UsdJpy Our bearish trade strategy is going according to plan so far; after the break below 83.10 on Monday we went short and have been aiming at a target of 82.20 -in accordance with the head & shoulders pattern noted on the hourly chart. Thus far, the low on this move has been 82.53, so we feel happy trailing our stop down to 83.10 to ensure this is now a risk-free trade. The 82.20 target is particularly elegant because it coincides almost precisely with the 9 Feb low, but there is certainly scope for the bears to overshoot this target. If that's the case then next supports are noted at 81.77 (8 Feb low), 81.13 (4 Feb low) and 80.94 (31 Dec and 2 Jan lows). One option for those with a strongly bearish conviction might be to only take profit on half of their shorts at 82.20, and hold the other half position longer in the hopes of squeezing a little more juice out of the trade. At worst, the second half would be stopped out for no loss, but there'd still be profits banked on the first half. In the meantime, watch for resistance around 83.00-10 where our pattern first activated, then 83.55 (18 &21 Feb highs), 84.00 (roughly the 16 Feb high) and 84.40. That latter level managed to contain numerous rallies back on 29 Nov, 1 Dec, 2 Dec, 8 Dec, 13 Dec and 16 Dec -so it's likely to be a stubborn barrier on the first test.

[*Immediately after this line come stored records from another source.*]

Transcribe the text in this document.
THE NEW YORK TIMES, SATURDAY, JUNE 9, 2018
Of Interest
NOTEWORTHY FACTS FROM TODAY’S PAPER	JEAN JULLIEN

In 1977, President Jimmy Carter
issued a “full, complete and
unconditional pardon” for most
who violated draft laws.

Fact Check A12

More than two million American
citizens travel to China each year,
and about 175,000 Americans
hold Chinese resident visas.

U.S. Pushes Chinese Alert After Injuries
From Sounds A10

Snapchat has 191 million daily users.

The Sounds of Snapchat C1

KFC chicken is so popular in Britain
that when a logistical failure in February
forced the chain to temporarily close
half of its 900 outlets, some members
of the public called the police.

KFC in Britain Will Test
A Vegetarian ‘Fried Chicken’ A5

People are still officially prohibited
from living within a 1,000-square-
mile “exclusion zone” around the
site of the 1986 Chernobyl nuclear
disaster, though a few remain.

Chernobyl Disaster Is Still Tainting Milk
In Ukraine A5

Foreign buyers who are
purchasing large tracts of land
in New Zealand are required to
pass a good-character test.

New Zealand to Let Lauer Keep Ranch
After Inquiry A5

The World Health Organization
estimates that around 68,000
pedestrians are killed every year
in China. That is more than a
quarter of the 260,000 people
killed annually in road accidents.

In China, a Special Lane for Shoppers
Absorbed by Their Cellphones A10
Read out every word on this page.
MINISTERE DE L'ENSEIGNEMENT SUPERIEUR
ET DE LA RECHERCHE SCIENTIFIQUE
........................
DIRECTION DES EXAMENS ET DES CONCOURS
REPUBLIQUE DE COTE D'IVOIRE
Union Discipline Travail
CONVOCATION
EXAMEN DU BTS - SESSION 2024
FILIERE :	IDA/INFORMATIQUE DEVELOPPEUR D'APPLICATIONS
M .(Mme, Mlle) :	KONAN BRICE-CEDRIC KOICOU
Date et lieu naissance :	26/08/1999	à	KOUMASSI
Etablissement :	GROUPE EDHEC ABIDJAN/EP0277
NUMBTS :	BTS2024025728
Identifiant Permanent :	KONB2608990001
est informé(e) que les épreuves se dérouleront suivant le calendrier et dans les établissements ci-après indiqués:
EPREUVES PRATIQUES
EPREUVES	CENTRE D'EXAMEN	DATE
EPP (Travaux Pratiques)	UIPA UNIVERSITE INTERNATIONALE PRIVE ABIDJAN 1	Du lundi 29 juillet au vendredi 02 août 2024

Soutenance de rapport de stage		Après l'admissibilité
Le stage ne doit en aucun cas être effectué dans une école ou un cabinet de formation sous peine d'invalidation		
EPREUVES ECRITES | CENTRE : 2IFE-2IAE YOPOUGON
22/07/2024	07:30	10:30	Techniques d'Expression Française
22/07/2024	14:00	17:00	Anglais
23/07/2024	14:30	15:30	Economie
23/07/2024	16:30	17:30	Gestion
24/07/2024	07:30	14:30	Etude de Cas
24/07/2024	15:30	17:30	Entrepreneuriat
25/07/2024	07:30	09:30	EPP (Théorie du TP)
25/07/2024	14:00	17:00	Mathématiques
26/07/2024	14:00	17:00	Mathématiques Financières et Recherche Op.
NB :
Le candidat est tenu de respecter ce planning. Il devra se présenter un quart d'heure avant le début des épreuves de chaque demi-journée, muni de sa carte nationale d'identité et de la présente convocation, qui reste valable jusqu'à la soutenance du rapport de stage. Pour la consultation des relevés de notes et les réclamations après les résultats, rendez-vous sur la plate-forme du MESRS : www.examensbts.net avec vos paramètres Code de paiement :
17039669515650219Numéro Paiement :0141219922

UsdChf USDCHF is still the best barometer of risk appetite in the currency space, and given the ongoing tensions in the Middle East & Africa we have seen the pair negate support at 0.9432 (the week's opening low) and 0.9395 (3 Feb lows) to touch a low of 0.9355. In the process, there has also been a bearish engulfing candlestick printed on the daily chart which suggests further bearish dominance today. Should we break lower, next support is 0.9331 (low water mark for this sell-off which was printed on the 2 Feb), followed by the all-time low of 0.9301. Given the huge significance of that 0.9300 level, we expect buyers lurking there to slow the descent considerably as we approach, but should the level break then the only course of action will be to add to shorts and hold on tight for a plunge into the uncharted waters below. On the topside, sellers will probably start to precipitate around 0.9505 (yesterday's high), 0.9540 (Friday's high), 0.9600 (17 Feb high), and 0.9740 (16 Feb high), while key resistance remains at 0.9784 (11 Jan high).